King Kashtiliash crouched to look down one of the avenues of the great model city atop the table. Justin Clemens and his wife Azzu-ena waited uncertainly amid a bustle of scribes, clerks, engineers Babylonian and Nantucketer, officers, and attendants. Outside the tent, the great sprawling construction camp on the west bank of the Euphrates was in full swing. Most of the streets and broad avenues were still only pegs and string, but thousands of laborers were already trenching the lines for sewers and water systems.
From the corner of his eye he could see a first section of sewer actually being built, an egg-shaped tunnel of fired brick set in asphalt mortar. Not far away rested lengths of ceramic water pipe, tubes ten feet long and a yard across, with walls four inches thick. The great petroleum-fired kilns added another tang to the air, under the massed stink of Babylon across the river.
"Ah, Justin Clemens son of Edgar!" the King said. Clemens bowed. "How goes your work?"
"Faster than I thought it could, King of the Four Quarters," Clemens said.

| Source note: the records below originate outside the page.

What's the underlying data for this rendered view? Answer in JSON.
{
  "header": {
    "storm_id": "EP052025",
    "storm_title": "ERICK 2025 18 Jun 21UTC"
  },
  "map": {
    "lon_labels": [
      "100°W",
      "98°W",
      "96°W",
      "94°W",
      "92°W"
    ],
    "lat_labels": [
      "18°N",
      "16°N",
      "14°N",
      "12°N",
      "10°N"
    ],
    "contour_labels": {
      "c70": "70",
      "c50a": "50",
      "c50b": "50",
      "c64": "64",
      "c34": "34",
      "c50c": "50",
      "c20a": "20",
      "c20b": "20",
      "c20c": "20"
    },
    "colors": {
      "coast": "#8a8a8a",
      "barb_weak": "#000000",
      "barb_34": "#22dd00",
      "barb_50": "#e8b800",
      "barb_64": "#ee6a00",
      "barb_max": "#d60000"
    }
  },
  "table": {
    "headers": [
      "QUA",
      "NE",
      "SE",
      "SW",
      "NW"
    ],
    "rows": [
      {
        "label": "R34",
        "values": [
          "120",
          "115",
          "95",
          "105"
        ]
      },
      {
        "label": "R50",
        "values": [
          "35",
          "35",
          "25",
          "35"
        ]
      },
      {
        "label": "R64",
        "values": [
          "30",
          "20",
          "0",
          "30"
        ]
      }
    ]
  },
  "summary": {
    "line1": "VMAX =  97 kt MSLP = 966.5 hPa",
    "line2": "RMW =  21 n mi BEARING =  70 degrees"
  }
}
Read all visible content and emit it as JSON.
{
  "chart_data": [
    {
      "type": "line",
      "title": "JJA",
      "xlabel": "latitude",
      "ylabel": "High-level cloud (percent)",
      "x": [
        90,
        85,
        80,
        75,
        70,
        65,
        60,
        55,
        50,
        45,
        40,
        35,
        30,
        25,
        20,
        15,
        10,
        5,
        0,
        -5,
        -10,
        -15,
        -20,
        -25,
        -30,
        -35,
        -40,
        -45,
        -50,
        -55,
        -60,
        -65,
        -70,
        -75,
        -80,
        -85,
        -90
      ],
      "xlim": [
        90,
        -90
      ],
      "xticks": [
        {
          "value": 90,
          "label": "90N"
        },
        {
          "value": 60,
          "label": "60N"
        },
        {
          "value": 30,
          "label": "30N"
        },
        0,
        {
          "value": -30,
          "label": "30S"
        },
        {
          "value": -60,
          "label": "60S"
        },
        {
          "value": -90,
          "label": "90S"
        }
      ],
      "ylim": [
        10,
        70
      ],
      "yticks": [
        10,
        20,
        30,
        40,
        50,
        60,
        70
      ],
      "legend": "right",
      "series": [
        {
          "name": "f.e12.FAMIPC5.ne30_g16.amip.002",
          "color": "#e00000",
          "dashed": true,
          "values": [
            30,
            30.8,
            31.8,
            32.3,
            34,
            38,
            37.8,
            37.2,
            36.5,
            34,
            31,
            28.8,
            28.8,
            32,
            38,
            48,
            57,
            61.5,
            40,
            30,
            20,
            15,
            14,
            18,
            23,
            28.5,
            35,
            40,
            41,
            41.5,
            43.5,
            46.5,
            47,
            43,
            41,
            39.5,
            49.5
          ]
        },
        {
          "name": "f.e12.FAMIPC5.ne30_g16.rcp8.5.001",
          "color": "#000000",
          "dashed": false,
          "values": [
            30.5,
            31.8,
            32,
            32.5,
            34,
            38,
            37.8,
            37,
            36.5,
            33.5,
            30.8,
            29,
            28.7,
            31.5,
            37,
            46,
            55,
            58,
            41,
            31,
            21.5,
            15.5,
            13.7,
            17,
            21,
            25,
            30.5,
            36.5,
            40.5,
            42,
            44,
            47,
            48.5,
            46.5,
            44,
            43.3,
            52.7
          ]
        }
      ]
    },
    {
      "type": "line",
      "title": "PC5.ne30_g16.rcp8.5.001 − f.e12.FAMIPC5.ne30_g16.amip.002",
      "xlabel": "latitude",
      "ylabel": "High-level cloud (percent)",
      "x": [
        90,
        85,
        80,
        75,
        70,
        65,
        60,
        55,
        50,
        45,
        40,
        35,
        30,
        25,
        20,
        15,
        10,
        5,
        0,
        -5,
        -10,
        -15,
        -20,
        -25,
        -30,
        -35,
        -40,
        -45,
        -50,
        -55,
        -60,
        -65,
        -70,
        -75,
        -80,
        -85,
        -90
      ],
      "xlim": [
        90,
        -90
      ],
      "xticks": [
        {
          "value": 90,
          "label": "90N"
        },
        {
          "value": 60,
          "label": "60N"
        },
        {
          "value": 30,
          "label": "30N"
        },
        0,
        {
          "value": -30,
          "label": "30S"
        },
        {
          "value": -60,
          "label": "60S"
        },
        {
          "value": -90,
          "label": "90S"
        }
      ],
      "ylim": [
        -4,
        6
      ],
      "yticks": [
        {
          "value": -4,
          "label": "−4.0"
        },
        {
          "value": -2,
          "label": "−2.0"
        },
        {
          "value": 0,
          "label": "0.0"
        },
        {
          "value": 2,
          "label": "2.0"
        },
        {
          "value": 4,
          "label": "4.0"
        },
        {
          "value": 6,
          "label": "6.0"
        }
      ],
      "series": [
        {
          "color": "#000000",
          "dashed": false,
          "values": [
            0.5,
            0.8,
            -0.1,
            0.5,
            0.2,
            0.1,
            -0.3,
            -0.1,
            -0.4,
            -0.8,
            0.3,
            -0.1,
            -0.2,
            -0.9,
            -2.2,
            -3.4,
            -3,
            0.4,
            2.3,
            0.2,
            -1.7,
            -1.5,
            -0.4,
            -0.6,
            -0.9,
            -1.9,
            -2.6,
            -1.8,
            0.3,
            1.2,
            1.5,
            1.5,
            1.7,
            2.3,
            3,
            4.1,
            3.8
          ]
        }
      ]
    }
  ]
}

He walked to the edge of the model; it was twenty feet on a side, resting on thick planks and those on trestles. The city of dreams it showed was definitely Babylonian-marked with the terraced pyramids of ziggurats, the blocky shapes of palace and temple. The layout wasn't, though; a gridwork of avenue and street, with broad radial ways driving through from the center. Along the water side was a great brick wall and highway to contain floods, and three long-arch bridges crossed the broad Euphrates. There was no city wall; instead a quartet of low-slung forts bristling with cannon covered the landward approaches and commanded the river passage. Blue-painted canals brought water to parks and gardens as well.
Clemens pointed to his own project near the northeastern corner.
"The waterworks are going up quickly," he said. "The big pumps just arrived from Irondale in Alba, and a couple of Leaton's people. We should have enough clean water for the labor force within a week."
Kashtiliash nodded. His wife Kathryn looked up from the other end of the table, making a quick note and handing it to a messenger.
"I want to get the sewer works functional as soon as possible too," she said. "If we can get the farmers using processed sludge rather than raw night soil, it'll cut dysentery in the villages around here by three-quarters."
"We need to put in village wells as well," Clemens noted quickly. "Sealed-tube wells with hand pumps."
"All in good time," Kashtiliash said. "There is work for my lifetime, and my sons'." He looked at his queen and grinned, and she returned the expression.
A shake of the leonine head. "But that is not what I wish to speak of, best of healers," he said. "Here, come."
He drew a cloth from a smaller table. The model there was of a complex of buildings, two-story blocks around courtyards; there were even models of tiny palm trees there.
"You wished to remain in the land of Kar-Duniash, did you not, Justin son of Edgar?"
Clemens nodded, a little wary. There was more good he could do here, and he thought it would be easier for him to adapt to this than Azzu-ena to Nantucket.
"Well, here you shall. It shall be called the Clemens Teaching Hospital."